There's crack up (crazy), crack up (funny), not all it's cracked up to be, a cracking pace, take a crack at, crack down on something, wisecrack, fair crack at the whip, and crack the drug...
Incidentally, the word "cracker" used to refer to a white person is unrelated the whip; the myth that it refers to slavery in the US south is false. See also Shakespeare’s King John: "What cracker is this . . . that deafes our ears / With this abundance of superfluous breath?" (Thanks, Google!)
sleepy_pete: I've seen it all over amazon.com, it's not just a british review thing. And I recall wondering about this a few years ago (because it drives me fucking nuts to see it everywhere) but I haven't thought to ask the internet until now.
I guess I'll just blame anglophiles for using "cracking" and not bringing "boss" back into fashion.

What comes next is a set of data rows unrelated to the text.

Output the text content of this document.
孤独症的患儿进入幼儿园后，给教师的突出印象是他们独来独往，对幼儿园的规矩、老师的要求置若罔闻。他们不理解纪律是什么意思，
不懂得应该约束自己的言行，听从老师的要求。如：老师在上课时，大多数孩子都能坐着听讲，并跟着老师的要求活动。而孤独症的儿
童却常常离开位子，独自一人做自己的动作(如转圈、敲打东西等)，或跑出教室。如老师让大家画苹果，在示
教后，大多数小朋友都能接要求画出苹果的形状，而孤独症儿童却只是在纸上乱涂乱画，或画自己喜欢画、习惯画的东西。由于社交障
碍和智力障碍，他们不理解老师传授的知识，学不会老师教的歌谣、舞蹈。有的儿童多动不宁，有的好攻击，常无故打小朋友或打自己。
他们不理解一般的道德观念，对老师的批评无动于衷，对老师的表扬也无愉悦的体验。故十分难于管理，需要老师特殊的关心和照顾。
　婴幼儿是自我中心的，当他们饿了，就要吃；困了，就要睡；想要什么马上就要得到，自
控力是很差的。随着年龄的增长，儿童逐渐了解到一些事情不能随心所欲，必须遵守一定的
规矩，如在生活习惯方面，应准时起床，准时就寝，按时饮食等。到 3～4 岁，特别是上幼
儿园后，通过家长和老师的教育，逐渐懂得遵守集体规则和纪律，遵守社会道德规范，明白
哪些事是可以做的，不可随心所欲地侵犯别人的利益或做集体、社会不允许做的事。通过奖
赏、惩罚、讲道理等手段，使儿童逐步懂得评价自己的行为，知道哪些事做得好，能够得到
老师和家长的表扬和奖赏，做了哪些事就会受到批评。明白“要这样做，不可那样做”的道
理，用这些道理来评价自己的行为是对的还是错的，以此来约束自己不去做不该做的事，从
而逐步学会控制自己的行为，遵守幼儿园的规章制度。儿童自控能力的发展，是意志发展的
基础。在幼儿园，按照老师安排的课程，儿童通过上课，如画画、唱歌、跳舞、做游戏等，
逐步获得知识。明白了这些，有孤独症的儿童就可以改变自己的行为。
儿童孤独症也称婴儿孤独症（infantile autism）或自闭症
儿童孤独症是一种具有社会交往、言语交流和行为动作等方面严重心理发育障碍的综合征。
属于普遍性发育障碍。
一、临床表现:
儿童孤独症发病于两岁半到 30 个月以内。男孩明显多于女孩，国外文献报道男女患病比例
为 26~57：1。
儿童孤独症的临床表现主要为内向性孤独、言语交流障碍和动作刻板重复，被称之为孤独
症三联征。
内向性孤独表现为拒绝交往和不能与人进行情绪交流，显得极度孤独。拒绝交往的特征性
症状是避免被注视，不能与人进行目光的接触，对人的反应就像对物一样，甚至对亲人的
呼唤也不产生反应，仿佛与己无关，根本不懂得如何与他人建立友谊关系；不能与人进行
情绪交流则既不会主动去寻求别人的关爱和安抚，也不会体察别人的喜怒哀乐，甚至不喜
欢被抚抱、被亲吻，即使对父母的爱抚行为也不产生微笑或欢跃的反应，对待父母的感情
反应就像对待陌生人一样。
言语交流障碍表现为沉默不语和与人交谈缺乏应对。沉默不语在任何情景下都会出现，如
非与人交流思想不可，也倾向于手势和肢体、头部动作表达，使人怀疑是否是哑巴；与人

Ok, my 2 cents... 'A cracking great read', or as Morrissey once said about Kirsty MacColl, "great songs and a cracking bust." If 'crack' is derived from the Celtic 'craic' (pronounced the same way), then it would mean (by extrapolation) 'something to really be talked about'. There's crack up (crazy), crack up (funny) - probably means 'in pieces' not all it's cracked up to be - not all it's been talked about. Doesn't live up to it's press. a cracking pace - again, amazing. Something to really talk about. take a crack at - not Celtic... apparently derived from slang. crack down on something - have a go at something, probably derived from the above. wisecrack - dunno, really. fair crack at the whip - again, a pretty good go at it. crack the drug...rockcocaine? mebbe?
Hmph. I thought cracking had to do with cracking the binding of the book 'cause you got excited about whatever you were reading and were a wee bit rough with the book.